Были дни, когда и вовсе не уходили с завода. Трудились, пока от усталости не вываливался из рук гаечный ключ. Тогда падали прямо на чехлы от «катюш», лежавшие в углу цеха, и спали три-четыре часа.
Каждый работник, и особенно квалифицированный, был на счету. Сам я пришел на завод учеником слесаря, а уже через несколько месяцев руководил бригадой по сборке основного узла «катюши».
Такие бригады состояли из трех-четырех человек. Наша (не считайте за самохвальство) всегда ходила в передовых. «Трижды „с“ бьет „СС“» — шутили заводчане. Трижды «с» — это Серегин, Стулов и Сергеев, автор этих строк. Да можно ли было худо работать с такими ребятами, как Саша Серегин и Женя Стулов!
Понимали друг друга с полуслова. На мне обычно лежала операция разметки. Богатырь Стулов (ему тогда уже целых девятнадцать стукнуло!) верховодил в случаях, где требовалась физическая сила. Не менее ценными в работе были ловкость и сноровистость самого молодого члена бригады — Серегина.

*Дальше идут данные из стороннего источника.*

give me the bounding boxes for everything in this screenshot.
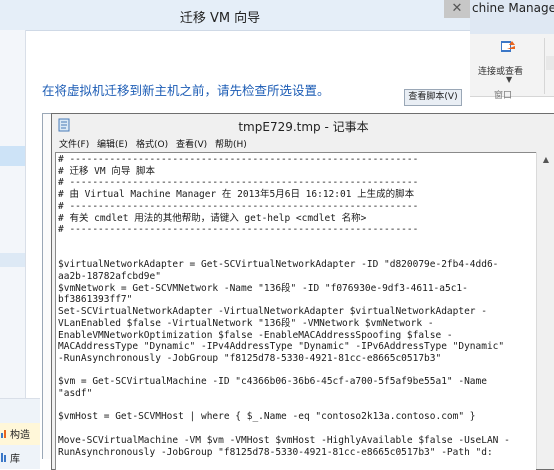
- menu-format[interactable]: 格式(O): [136, 137, 168, 150]
- notepad-window: tmpE729.tmp - 记事本 文件(F) 编辑(E) 格式(O) 查看(V…: [51, 113, 554, 470]
- script-content[interactable]: # --------------------------------------…: [58, 154, 510, 458]
- ribbon-next-group: [546, 56, 554, 70]
- wizard-prompt-text: 在将虚拟机迁移到新主机之前，请先检查所选设置。: [42, 83, 330, 98]
- workspace-library-label[interactable]: 库: [10, 450, 20, 465]
- nav-item-selected[interactable]: [0, 146, 25, 166]
- connect-or-view-button[interactable]: 连接或查看: [478, 64, 523, 77]
- menu-view[interactable]: 查看(V): [176, 137, 207, 150]
- workspace-build-label[interactable]: 构造: [10, 426, 30, 441]
- library-icon: [1, 453, 6, 462]
- view-script-button[interactable]: 查看脚本(V): [404, 89, 462, 106]
- notepad-menubar: 文件(F) 编辑(E) 格式(O) 查看(V) 帮助(H): [52, 136, 554, 152]
- wizard-close-button[interactable]: ✕: [444, 0, 470, 18]
- nav-item-highlight[interactable]: [0, 253, 25, 267]
- vertical-scrollbar[interactable]: ▲: [536, 152, 554, 469]
- wizard-title: 迁移 VM 向导: [179, 11, 261, 26]
- build-icon: [1, 430, 6, 438]
- menu-help[interactable]: 帮助(H): [215, 137, 247, 150]
- chevron-down-icon[interactable]: ▼: [506, 75, 512, 84]
- connect-or-view-icon[interactable]: [500, 40, 516, 56]
- menu-edit[interactable]: 编辑(E): [97, 137, 128, 150]
- notepad-text-area[interactable]: # --------------------------------------…: [55, 152, 536, 470]
- vmm-window-title: chine Manager: [470, 0, 554, 18]
- ribbon-divider: [544, 38, 545, 94]
- vmm-ribbon-tabs: [470, 18, 554, 34]
- notepad-title: tmpE729.tmp - 记事本: [238, 120, 369, 134]
- scroll-up-arrow-icon[interactable]: ▲: [537, 152, 554, 168]
- menu-file[interactable]: 文件(F): [59, 137, 89, 150]
- ribbon-group-window: 窗口: [494, 91, 513, 101]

И вот еще что удивительно. Несмотря на поистине адское напряжение, трудились с шутками-прибаутками. Молодость тому причиной? Характеры? Не знаю, но никогда не случалось раздора, не возникало уныния в нашем маленьком коллективе.
А «катюша» все совершенствовалась, «хорошела», как говаривали мы тогда. Заводчане осваивали новые типы установок. Их запуск производился прямо с упаковочной рамы, ставившейся на землю. Ни одно немецкое укрепление полевого типа не выдерживало удара таких ракет…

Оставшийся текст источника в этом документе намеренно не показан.